The test performance of the proposed model using the two informative features (correlation coefficient = 0.808) is much better than the previous study using three features (0.714). As a strong correlation (correlation coefficient = 0.613) between Hmax and TopoPSA and a moderate correlation (correlation coefficient = 0.494) between MW and TopoPSA were observed, multicollinearity might be responsible for the worse performance of the previous study. The three features of MW, Hmax and TopoPSA were all excluded by the fourth step of feature selection using the Lasso method and LOOCV. The proposed algorithm coped well with the multicollinearity problem, compared with the previous study based on Akaike Information Criterion (AIC) and the whole training set. After the AD adjustment, the performance was further improved to 0.847. The two informative features are considered more relevant to logFM values.
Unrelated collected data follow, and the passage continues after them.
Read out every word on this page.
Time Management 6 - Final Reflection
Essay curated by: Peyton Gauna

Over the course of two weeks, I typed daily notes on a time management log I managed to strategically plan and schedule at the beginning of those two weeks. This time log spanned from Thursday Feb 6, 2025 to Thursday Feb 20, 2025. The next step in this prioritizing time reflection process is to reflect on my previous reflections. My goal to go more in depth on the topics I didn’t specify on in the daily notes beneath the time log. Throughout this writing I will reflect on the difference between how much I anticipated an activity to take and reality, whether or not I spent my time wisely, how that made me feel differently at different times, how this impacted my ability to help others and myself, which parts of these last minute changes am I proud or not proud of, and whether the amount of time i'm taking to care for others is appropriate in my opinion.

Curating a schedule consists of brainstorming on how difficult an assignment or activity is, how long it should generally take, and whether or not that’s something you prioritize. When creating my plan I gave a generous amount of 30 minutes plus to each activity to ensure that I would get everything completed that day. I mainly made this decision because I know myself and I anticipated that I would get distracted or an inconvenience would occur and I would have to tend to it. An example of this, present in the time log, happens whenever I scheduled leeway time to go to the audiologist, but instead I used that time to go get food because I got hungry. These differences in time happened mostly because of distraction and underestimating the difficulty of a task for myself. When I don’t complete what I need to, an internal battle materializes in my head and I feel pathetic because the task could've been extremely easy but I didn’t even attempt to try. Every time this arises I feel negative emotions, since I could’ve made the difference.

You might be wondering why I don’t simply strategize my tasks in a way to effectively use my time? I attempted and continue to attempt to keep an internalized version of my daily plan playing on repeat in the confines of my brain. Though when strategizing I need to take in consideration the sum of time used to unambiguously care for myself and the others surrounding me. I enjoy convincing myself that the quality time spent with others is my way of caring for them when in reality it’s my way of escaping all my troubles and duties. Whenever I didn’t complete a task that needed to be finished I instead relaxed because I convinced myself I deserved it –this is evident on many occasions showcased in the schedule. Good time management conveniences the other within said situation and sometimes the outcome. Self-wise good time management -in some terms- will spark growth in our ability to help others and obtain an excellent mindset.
The development of computational models for predicting fetal-maternal blood concentration ratio of chemicals in humans can help the design of safer drugs and avoid unwanted toxicity by exposure to chemicals. This study presents the first valid QSAR model following the OECD principles with good prediction performance under the defined AD. The five principles are (1) a defined endpoint, (2) an unambiguous algorithm, (3) a defined domain of applicability, (4) appropriate measures of goodness-of-fit, robustness and predictivity, and (5) a mechanistic interpretation, if possible (OECD, 2007). The QSAR model is a multiple linear regression model based on two features of AATSC1c and ZMIC1 selected by the Lasso method. The AD of the QSAR model was determined by a novel decision tree-based analysis method and gave high correlation coefficients of 0.875, 0.850 and 0.847 for model fitting, leave-one-out cross-validation and independent test, respectively. The QSAR model is expected to be useful for predicting logFM values in humans that is an important endpoint for assessing the developmental toxicity of chemicals. Future work could be the integration of the transplacental prediction model to the weight-of-evidence framework (Tung et al., 2020) as one evidence. The combination of multiple in silico models could further improve the overall accuracy for prioritizing chemicals of developmental toxicity.